According to Dr. Michelann Parr, of the Schulich School of Education at Nipissing University, text-to-speech is a huge bonus for people with problems in decoding and reading text. This technology helps boost their self esteem and confidence by allowing them to understand those very things that they have previously had a problem understanding.
People with learning disabilities might face frustration when faced with the huge challenge of comprehending text and making sense of the content and thereby might shun away from written text. This in turn hampers their development and knowledge processing skills. Text-to-speech comes in the form of a boon to such people as it creates the opportunity for such challenged individuals to deal with life the same way everybody does.
Text-to-speech has created a whirlpool of change in the lives of people who have a reading disorder and is a trustworthy technology that has done more good than bad. It is wise to call this innovation a true gem for human kind, and it is also wise to consider it being relevant for a considerable amount of time owing to its high degree of utility.

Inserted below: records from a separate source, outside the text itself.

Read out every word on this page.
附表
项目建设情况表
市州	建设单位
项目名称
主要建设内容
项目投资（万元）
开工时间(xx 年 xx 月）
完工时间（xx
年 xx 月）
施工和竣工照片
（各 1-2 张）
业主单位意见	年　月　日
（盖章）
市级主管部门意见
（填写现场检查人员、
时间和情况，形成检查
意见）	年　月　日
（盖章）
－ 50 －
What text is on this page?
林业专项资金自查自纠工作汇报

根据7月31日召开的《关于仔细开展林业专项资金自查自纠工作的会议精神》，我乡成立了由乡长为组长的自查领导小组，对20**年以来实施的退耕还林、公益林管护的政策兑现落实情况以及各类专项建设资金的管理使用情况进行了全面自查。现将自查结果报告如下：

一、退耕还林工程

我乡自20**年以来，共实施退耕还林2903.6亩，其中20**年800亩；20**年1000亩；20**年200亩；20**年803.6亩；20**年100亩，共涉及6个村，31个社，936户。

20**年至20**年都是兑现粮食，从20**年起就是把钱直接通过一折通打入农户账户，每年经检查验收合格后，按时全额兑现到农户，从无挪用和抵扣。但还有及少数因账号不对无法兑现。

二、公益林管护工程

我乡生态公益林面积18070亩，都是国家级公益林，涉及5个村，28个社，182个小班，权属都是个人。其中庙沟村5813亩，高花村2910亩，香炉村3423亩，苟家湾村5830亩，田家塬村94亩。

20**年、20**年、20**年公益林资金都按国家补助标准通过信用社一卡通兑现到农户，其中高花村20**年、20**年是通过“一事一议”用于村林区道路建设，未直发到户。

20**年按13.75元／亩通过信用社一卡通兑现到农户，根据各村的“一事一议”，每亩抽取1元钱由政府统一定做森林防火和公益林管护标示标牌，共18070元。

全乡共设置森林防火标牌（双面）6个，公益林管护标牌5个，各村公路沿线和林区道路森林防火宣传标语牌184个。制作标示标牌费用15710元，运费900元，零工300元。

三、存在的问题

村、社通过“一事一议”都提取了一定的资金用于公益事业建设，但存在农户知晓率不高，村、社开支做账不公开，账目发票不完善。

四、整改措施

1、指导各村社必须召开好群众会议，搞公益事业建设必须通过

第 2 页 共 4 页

With innovative advances in the field of technology, everyday lives of people are improving for the better. Things which were otherwise a distant dream are being made more accessible, and the world is becoming an easier place to live in. Even people, who are suffering from disabilities and find that the world is a challenging place to live in for them, are finding technology to be the savior that they had always needed. One such technology making the lives of people with handicaps, such as learning disabilities or dyslexia, an easier experience, is text-to-speech.